Affaire CAMEG : en référé, le juge ordonne à la « nouvelle équipe » de cesser les troubles

 

Le feuilleton judiciaire se poursuit à la CAMEG, la Centrale d’achat des médicaments essentiels génériques et des consommables médicaux. Dans la mâtiné de ce mardi 13 septembre, le juge des référés Karim Oubda persiste et signe. Le droit est avec l’ancienne équipe. Il ordonne par ailleurs à l’équipe soutenue par le ministre de la santé Smaila Ouedraogo de cesser de troubler le fonctionnement de la centrale.

Le ministre de la santé de nouveau désavoué dans le dossier qu’il convient désormais d’appeler affaire CAMEG. Après le juge administratif, c’est le juge des réfères qui rend sa décision, une décision toujours en faveur du directeur général de la CAMEG Dr Kadéba, limogé par le conseil d’administration mis en place par le ministre de la santé. La décision qui a été prise par le juge est d’interdire Salifou Konfé et Damien Koussoubé respectivement ‘’nouveau’’ PCA et ‘’nouveau’’ DG contestés  de poser des actes de troubles manifestement illicite à la centrale. Selon Me jean-Charles Tougma, le juge a ordonné la cessation de troubles manifestement illicite à l’endroit de la CAMEG causé par ces derniers. Le juge a dit que sa décision est exécutoire sur minute et avant enregistrement.
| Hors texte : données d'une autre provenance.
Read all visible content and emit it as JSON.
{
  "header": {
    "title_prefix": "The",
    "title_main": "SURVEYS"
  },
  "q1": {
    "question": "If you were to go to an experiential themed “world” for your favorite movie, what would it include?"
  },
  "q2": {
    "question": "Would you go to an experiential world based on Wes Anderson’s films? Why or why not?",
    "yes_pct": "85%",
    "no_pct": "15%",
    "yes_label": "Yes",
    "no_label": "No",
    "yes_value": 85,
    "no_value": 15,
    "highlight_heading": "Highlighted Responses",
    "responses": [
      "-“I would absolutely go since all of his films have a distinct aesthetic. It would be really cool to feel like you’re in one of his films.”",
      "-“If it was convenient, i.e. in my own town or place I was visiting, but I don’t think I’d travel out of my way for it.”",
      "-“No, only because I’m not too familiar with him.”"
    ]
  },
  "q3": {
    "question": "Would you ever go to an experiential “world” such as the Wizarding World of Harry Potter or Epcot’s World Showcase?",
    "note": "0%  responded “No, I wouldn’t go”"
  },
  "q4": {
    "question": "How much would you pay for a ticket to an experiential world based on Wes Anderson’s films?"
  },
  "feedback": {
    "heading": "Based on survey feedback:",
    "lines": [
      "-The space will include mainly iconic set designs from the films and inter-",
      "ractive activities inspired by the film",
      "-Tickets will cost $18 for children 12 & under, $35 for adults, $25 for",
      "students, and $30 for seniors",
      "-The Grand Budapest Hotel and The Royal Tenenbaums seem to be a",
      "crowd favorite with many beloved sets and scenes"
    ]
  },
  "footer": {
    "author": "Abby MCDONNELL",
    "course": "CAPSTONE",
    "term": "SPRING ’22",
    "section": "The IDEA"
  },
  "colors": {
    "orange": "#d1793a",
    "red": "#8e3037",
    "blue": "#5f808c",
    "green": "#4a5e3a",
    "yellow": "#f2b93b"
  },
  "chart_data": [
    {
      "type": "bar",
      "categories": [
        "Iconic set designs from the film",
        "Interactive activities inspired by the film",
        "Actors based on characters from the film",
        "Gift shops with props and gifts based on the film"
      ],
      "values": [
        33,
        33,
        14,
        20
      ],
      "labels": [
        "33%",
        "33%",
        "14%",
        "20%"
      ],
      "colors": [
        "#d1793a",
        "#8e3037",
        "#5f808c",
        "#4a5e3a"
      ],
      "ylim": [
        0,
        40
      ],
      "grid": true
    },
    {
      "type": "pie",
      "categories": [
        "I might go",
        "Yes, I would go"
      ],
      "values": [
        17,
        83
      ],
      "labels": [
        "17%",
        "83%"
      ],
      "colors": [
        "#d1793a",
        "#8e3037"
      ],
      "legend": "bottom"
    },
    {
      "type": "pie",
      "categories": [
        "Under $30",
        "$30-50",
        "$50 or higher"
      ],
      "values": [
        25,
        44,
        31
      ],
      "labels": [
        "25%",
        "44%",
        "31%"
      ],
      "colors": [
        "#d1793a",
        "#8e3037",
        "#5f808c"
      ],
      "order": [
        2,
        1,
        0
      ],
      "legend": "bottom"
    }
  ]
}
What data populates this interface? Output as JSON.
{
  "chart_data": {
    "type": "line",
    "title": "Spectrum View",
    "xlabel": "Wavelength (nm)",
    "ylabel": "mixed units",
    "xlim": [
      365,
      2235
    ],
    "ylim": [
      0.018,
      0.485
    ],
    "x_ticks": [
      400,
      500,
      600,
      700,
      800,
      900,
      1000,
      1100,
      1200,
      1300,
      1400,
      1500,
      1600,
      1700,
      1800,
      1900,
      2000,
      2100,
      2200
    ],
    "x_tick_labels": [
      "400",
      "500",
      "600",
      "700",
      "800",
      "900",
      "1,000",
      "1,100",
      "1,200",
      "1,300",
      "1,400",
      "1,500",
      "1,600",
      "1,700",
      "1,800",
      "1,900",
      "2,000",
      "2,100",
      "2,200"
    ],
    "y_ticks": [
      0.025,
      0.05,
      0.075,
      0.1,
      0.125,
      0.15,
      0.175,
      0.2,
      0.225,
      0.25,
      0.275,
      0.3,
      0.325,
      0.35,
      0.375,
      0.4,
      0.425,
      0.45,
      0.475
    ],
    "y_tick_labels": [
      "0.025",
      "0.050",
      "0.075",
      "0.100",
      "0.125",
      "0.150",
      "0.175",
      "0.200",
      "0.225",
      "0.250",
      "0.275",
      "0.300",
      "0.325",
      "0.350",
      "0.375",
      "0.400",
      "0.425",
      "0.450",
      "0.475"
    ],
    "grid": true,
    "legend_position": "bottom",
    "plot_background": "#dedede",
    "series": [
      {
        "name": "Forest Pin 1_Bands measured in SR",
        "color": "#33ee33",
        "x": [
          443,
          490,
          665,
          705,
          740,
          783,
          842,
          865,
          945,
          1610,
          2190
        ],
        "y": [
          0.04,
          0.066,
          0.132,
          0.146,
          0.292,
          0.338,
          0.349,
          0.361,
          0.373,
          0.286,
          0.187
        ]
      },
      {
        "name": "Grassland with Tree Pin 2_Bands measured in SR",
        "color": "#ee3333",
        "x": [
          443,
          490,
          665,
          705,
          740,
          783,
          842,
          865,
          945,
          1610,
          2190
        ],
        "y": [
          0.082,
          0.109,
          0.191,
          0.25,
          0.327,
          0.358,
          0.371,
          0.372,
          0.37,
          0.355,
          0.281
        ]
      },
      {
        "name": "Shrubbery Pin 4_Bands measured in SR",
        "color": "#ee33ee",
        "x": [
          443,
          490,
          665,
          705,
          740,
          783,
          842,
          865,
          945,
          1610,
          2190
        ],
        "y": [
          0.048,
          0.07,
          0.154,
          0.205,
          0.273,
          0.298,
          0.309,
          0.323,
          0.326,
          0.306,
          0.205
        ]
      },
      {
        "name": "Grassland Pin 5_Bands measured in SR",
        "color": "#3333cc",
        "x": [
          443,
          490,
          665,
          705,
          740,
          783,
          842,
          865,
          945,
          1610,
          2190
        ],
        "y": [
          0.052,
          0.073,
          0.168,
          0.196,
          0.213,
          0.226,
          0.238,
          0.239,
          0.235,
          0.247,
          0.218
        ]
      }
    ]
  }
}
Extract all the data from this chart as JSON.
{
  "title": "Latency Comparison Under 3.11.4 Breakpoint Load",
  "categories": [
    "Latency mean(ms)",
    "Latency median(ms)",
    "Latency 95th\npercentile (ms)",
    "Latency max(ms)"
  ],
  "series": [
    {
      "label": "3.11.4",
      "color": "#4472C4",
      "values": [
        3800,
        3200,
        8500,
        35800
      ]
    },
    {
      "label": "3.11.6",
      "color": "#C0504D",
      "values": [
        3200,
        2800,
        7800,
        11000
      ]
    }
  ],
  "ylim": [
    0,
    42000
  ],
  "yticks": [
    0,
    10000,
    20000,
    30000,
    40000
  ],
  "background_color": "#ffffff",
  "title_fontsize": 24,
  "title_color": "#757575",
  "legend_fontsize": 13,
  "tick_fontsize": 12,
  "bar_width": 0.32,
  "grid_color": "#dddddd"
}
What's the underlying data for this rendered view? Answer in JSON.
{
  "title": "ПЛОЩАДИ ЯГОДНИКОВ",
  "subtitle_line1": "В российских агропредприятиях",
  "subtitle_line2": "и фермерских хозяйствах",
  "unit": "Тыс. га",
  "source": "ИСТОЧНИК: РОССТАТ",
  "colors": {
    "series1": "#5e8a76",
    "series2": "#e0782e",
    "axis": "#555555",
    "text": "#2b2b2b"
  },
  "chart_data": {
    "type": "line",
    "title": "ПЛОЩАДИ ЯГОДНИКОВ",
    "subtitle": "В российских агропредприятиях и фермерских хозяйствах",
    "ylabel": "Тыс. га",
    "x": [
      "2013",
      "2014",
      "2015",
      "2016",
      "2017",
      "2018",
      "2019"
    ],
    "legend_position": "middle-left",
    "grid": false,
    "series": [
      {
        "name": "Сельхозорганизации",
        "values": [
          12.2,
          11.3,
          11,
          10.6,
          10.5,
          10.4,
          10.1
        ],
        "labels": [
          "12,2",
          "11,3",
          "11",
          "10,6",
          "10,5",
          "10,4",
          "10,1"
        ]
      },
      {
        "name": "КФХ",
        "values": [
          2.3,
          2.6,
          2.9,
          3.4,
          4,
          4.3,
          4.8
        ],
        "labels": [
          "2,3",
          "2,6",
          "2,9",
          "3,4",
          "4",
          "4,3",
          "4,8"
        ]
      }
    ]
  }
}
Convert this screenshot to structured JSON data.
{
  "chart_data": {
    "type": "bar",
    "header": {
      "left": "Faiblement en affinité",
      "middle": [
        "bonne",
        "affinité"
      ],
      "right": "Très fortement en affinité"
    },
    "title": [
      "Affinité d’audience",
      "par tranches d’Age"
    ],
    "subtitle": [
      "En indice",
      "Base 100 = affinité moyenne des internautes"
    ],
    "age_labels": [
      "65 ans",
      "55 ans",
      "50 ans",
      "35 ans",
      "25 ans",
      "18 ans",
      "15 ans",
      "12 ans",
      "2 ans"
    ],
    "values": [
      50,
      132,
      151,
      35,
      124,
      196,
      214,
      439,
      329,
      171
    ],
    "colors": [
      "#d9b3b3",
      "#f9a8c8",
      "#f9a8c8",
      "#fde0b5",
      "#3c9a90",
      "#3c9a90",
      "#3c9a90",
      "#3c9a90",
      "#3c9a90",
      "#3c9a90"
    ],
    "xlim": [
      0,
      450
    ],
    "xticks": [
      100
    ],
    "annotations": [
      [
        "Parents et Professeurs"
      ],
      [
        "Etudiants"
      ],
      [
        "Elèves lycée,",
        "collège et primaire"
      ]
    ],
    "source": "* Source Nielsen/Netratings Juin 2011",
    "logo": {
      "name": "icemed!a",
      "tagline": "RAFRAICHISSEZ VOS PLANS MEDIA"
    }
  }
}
Cela veut dire en termes simples qu’à compter de maintenant la CAMEG représenté par son directeur général Dr Kadeba Jean Christophe Chrisostome a les coudées franches pour travailler tranquillement et jusqu’à preuve d’une autre décision contraire dès que la décision est rendue. Elle est exécutoire à compter d’aujourd’hui de sorte que si on prend les sieurs Konfé et Koussoubé poser des actes encore à l’endroit de la CAMEG à l’instant, ils seront poursuivis pour inexécution de décision de justice, martèle Me Tougma. Une décision de justice différemment interprétée. L’avocat du camp soutenu par l’Etat Me Alexandre Sandwidi, avocat collaborateur au cabinet Sawadogo Harouna estime que cette décision du juge est juste une ordonnance de cessation de troubles. Pour lui, le délibéré dit que l’action dirigée contre le ministre de la santé est irrecevable, autrement dit, elle est nulle. L’ordonnance dit que l’intervention de Mr Koussoubé Damien au nom de la CAMEG est recevable mais l’ordonnance dit seulement que, quand au développement qui a été fait aux prétentions, elles ne sont pas fondées. Enfin, l’ordonnance dit que l’action dirigée contre Dr Konfé et Dr Koussoubé est recevable et fondée. Le juge des référés ordonne la cessation des troubles, soutient Me Sandwidi. Les avocats de la nouvelle équipe dont Me Sandwidi comptent de nouveau faire appel de cette décision. En attendant selon des spécialistes du droit une telle décision du juge d’urgence impose au nouveau conseil d’administration de cesser toutes activités liées à la gestion de la CAMEG. Aussi, un appel dans ces cas de figure n’empêche l’exécution de l’ordonnance du juge d’instruction. Affaire donc à suivre.